From sketches to prototype: Designing with generative AI
What happens when you combine the artistic vision of a world-renowned designer with a leading generative model? At Google DeepMind, we partnered with designer Ross Lovegrove and Creative Director Ila Colombo from Lovegrove Studio, as well as design office Modem, to find out.
Using Gemini and Google DeepMind’s generative image technology, we worked with Lovegrove Studio to build a fine-tuned model to act as a prototyping tool to support their creative process. The model translates Ross’ distinct design language of organic, fluid-like structures and biomorphic forms into outputs that reflect his style, while also offering new directions. The result is a unique, fine-tuned model that can produce new ideas true to the studio’s vision, showcasing AI as a powerful collaborative tool for artists.
The challenge: capturing a designer's style
Our goal was to use generative AI to complete a design project — from the initial digital concept to the final, physical product. We chose a chair because it presents a classic design challenge: balancing a fixed function with evolving form. This choice granted the freedom to explore style while maintaining utility.
To start, we focused on accurately capturing the nuance of Ross' unique design style. This allowed us to create an AI tool that could truly learn and express the core of his artistic vision.
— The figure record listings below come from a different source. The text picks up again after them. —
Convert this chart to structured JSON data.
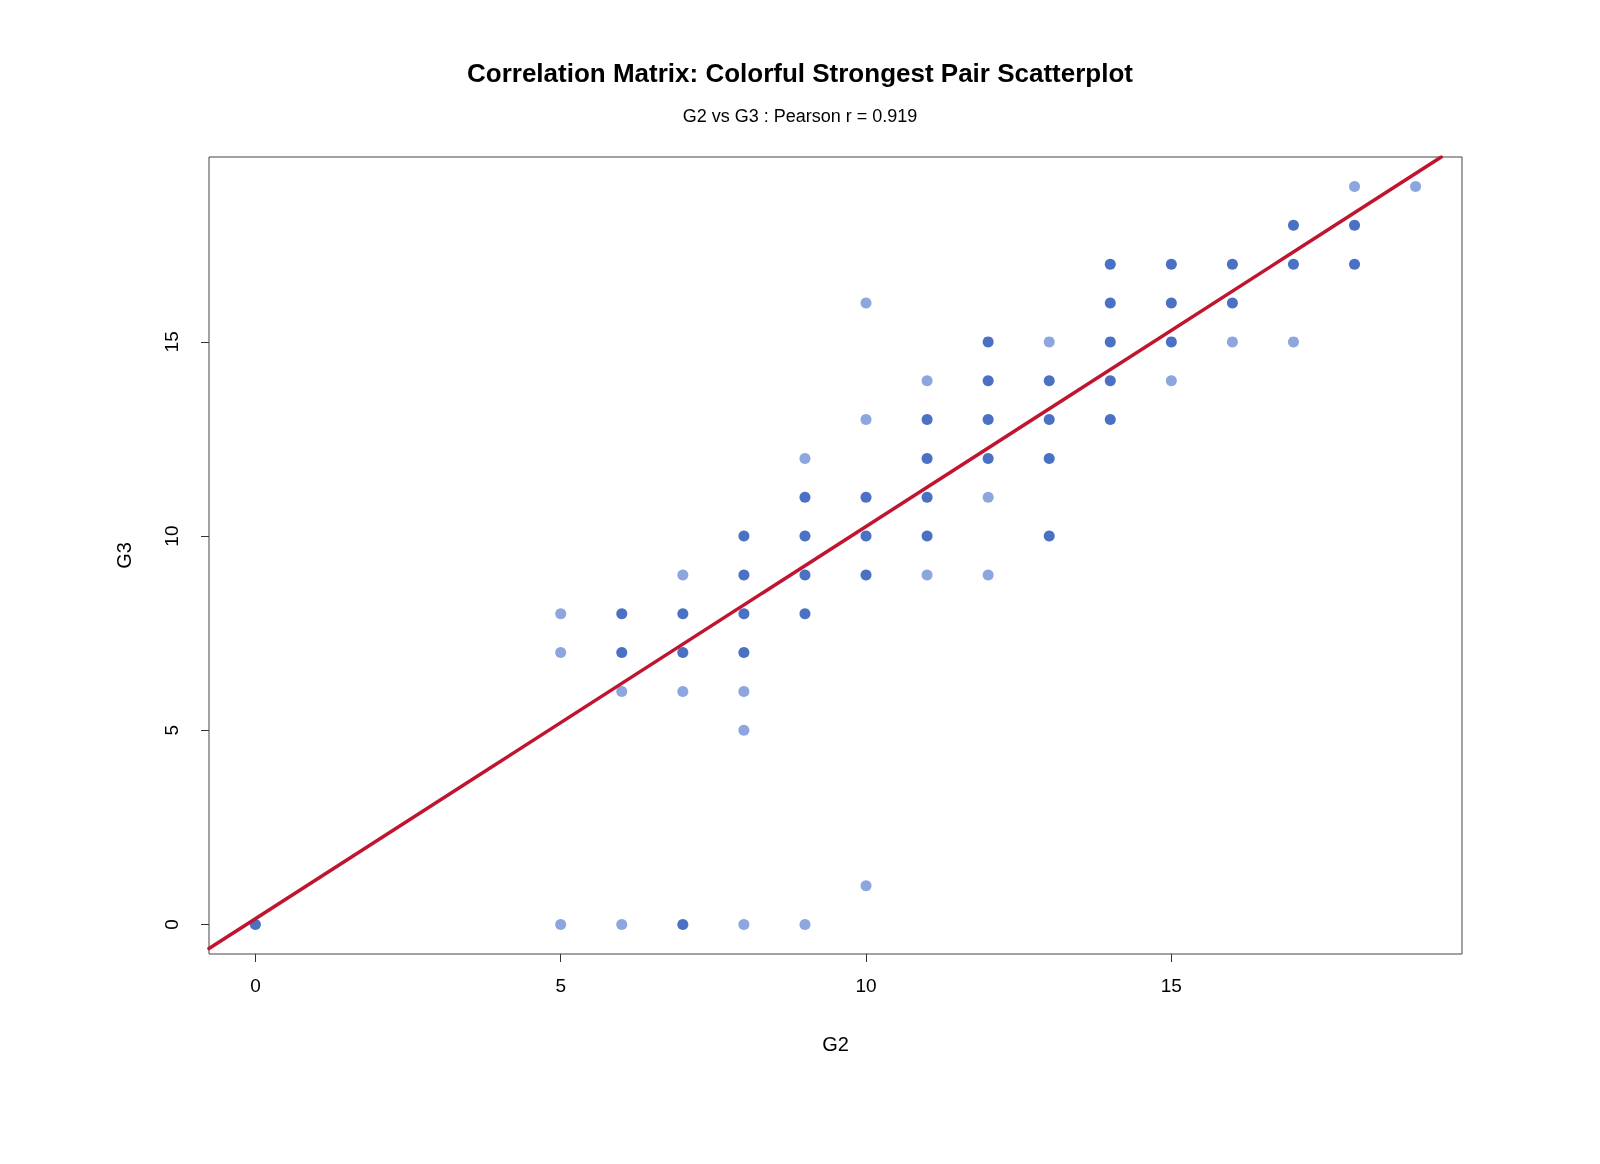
{
  "chart_data": {
    "type": "scatter",
    "title": "Correlation Matrix: Colorful Strongest Pair Scatterplot",
    "subtitle": "G2 vs G3 : Pearson r = 0.919",
    "xlabel": "G2",
    "ylabel": "G3",
    "xlim": [
      -0.76,
      19.76
    ],
    "ylim": [
      -0.76,
      19.76
    ],
    "xticks": [
      0,
      5,
      10,
      15
    ],
    "yticks": [
      0,
      5,
      10,
      15
    ],
    "grid": false,
    "series": [
      {
        "marker": "circle",
        "x": [
          0,
          5,
          6,
          7,
          8,
          9,
          10,
          5,
          5,
          6,
          6,
          6,
          7,
          7,
          7,
          7,
          8,
          8,
          8,
          8,
          8,
          8,
          9,
          9,
          9,
          9,
          9,
          10,
          10,
          10,
          10,
          10,
          11,
          11,
          11,
          11,
          11,
          11,
          12,
          12,
          12,
          12,
          12,
          12,
          13,
          13,
          13,
          13,
          13,
          14,
          14,
          14,
          14,
          14,
          15,
          15,
          15,
          15,
          16,
          16,
          16,
          17,
          17,
          17,
          18,
          18,
          18,
          19
        ],
        "values": [
          0,
          0,
          0,
          0,
          0,
          0,
          1,
          7,
          8,
          6,
          7,
          8,
          6,
          7,
          8,
          9,
          5,
          6,
          7,
          8,
          9,
          10,
          8,
          9,
          10,
          11,
          12,
          9,
          10,
          11,
          13,
          16,
          9,
          10,
          11,
          12,
          13,
          14,
          9,
          11,
          12,
          13,
          14,
          15,
          10,
          12,
          13,
          14,
          15,
          13,
          14,
          15,
          16,
          17,
          14,
          15,
          16,
          17,
          15,
          16,
          17,
          15,
          17,
          18,
          17,
          18,
          19,
          19
        ],
        "colors": [
          "#1e4db7",
          "#7190d4",
          "#7190d4",
          "#1e4db7",
          "#7190d4",
          "#7190d4",
          "#7190d4",
          "#7190d4",
          "#7190d4",
          "#7190d4",
          "#1e4db7",
          "#1e4db7",
          "#7190d4",
          "#1e4db7",
          "#1e4db7",
          "#7190d4",
          "#7190d4",
          "#7190d4",
          "#1e4db7",
          "#1e4db7",
          "#1e4db7",
          "#1e4db7",
          "#1e4db7",
          "#1e4db7",
          "#1e4db7",
          "#1e4db7",
          "#7190d4",
          "#1e4db7",
          "#1e4db7",
          "#1e4db7",
          "#7190d4",
          "#7190d4",
          "#7190d4",
          "#1e4db7",
          "#1e4db7",
          "#1e4db7",
          "#1e4db7",
          "#7190d4",
          "#7190d4",
          "#7190d4",
          "#1e4db7",
          "#1e4db7",
          "#1e4db7",
          "#1e4db7",
          "#1e4db7",
          "#1e4db7",
          "#1e4db7",
          "#1e4db7",
          "#7190d4",
          "#1e4db7",
          "#1e4db7",
          "#1e4db7",
          "#1e4db7",
          "#1e4db7",
          "#7190d4",
          "#1e4db7",
          "#1e4db7",
          "#1e4db7",
          "#7190d4",
          "#1e4db7",
          "#1e4db7",
          "#7190d4",
          "#1e4db7",
          "#1e4db7",
          "#1e4db7",
          "#1e4db7",
          "#7190d4",
          "#7190d4"
        ]
      },
      {
        "type": "line",
        "marker": "none",
        "x": [
          -0.76,
          19.42
        ],
        "values": [
          -0.62,
          19.76
        ],
        "color": "#c0152f"
      }
    ]
  }
}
Our approach: distillation and dialogue
We worked with the studio to curate a high-quality dataset of Ross’ personal sketches, using it to fine-tune our text-to-image model, Imagen. By training the model on the studio’s selected work, we were able to incorporate the core components of Ross’ design language — the specific curves, structural logic and organic patterns, which allowed us to generate new concepts that were rooted in Ross’ unique style.
From the outset, we approached the project as a human-led inquiry. The studio determined the need to prioritize language alongside the visual dataset, working to decode and articulate Ross’ design lexicon to effectively guide the model’s output. We focused on building a specific vocabulary that described the studio’s work, knowing that the right prompts were key to getting meaningful results.
Throughout the process, Lovegrove Studio observed how the model responded to specific terms and used these insights to align the outputs toward the intended design outcomes. This dialogue between designer and AI was a crucial part of the process. We paid close attention to how the model interpreted certain words, using that feedback to refine prompts and steer the output closer to the studio’s vision. We challenged the model to generate a chair without ever using the word “chair,” instead using creative synonyms to produce more diverse outputs and a richer exploration of form and function.
The result: a physical prototype
We developed many concepts with this specialized model and the Lovegrove Studio team, then used Gemini to push the creative exploration further to ideate on materials and visualize the chair from different forms and viewpoints.
From sketch generation to the final chair design, co-created by Lovegrove Studio and Google's image model.

Ultimately, this collaborative process produced a chair design that Lovegrove Studio felt was an authentic extension of their work. Together, we created a physical version using metal 3D printing, transforming the AI-generated pixels into a tangible, functional piece of art.
“For me, the final result transcends the whole debate on design. It shows us that AI can bring something unique and extraordinary to the process.” - Ross Lovegrove
The 3D-printed chair generated in partnership with Lovegrove Studio.